’40 million Poles will defend the motherland if Russia attacks,’ Polish PM warns Putin

By Thomas Brooke
3 Min Read

Polish Prime Minister Mateusz Morawiecki has warned Russian President Vladimir Putin that his forces would be met by 40 million Poles standing with “gun in hand to defend their motherland” if Russia was ever to invade the nation.

Speaking from the opening of an air-gun shooting range in Silesia, Morawiecki announced plans to fund “a shooting range in every municipality,” of which there are 2,477 across the nation.

“We must know that this time of peace, a long period, is over, maybe for many years,” the Polish prime minister said. “It has happened due to Russia’s barbaric, unprovoked attack on Ukraine,” he added.

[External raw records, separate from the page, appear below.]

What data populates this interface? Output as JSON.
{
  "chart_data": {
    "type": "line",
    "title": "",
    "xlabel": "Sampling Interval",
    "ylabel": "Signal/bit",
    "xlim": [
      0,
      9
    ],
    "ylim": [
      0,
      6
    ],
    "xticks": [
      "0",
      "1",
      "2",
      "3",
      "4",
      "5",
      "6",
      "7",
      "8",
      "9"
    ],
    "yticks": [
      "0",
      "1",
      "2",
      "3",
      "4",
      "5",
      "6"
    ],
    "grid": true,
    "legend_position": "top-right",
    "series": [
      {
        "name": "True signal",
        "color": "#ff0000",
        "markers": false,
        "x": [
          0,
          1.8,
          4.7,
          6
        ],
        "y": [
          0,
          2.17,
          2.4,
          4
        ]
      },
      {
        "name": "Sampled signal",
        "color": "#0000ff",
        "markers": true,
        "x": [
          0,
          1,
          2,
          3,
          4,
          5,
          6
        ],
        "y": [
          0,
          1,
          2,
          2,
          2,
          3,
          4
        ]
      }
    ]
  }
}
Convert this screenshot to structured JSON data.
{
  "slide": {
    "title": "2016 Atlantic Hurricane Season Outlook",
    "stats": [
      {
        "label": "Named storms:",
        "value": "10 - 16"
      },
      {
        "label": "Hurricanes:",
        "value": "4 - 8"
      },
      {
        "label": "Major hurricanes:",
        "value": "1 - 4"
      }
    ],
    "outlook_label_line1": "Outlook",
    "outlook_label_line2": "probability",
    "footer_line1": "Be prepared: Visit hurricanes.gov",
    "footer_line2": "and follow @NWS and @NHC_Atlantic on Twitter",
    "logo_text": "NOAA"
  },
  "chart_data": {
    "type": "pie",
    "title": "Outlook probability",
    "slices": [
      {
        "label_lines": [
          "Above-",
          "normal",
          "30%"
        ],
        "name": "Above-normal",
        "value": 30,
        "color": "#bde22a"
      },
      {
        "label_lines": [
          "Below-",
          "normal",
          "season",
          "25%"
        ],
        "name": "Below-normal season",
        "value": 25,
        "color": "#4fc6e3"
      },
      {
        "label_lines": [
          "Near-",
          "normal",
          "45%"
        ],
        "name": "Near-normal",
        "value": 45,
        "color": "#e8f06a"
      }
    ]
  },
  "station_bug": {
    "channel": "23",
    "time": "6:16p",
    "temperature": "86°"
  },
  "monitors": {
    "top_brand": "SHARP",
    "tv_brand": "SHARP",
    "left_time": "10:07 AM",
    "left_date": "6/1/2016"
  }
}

“If Russia ever had the idea of attacking Poland, Russia must know, the Kremlin must know, that in Poland, there are 40 million Poles ready to stand with gun in hand to defend their motherland,” Morawiecki claimed.

“We reject their colonialism, their imperialism. We are in a free country, and we will strive, fight for our freedom,” the Polish leader said as he stressed the nation will not return to former years “under the boot of Russian captivity.”

According to Morawiecki, Polish lawmakers will be legislating for greater regulated access to firearms for all Polish citizens in the near future, insisting that more shooting ranges across the country are necessary and that the government will ensure Polish residents are “stronger and better trained in the use of arms.”

“We must be sufficiently armed to deter an enemy,” Morawiecki added.

Following the Russian invasion of neighboring Ukraine, Poland announced its intention to drastically increase its defense budget, with Poland’s Deputy Prime Minister Jaroslaw Kaczynski telling the lower house of parliament in March that the government will spend 3 percent of GDP on defense in 2023.

The country’s Minister of Defense Mariusz Błaszczak also announced plans to purchase three additional Kormoran II class destroyers as the nation continues its program of upgrading and developing its military.

Unlike Ukraine, as a NATO member, Poland is protected by the organization’s collective defense, the cornerstone of the alliance that treats an attack on any NATO member as an attack on all.

Just last month, U.S. Defense Secretary Lloyd Austin assured Poland that NATO would come to its aid if Russia ever decided to attack the nation.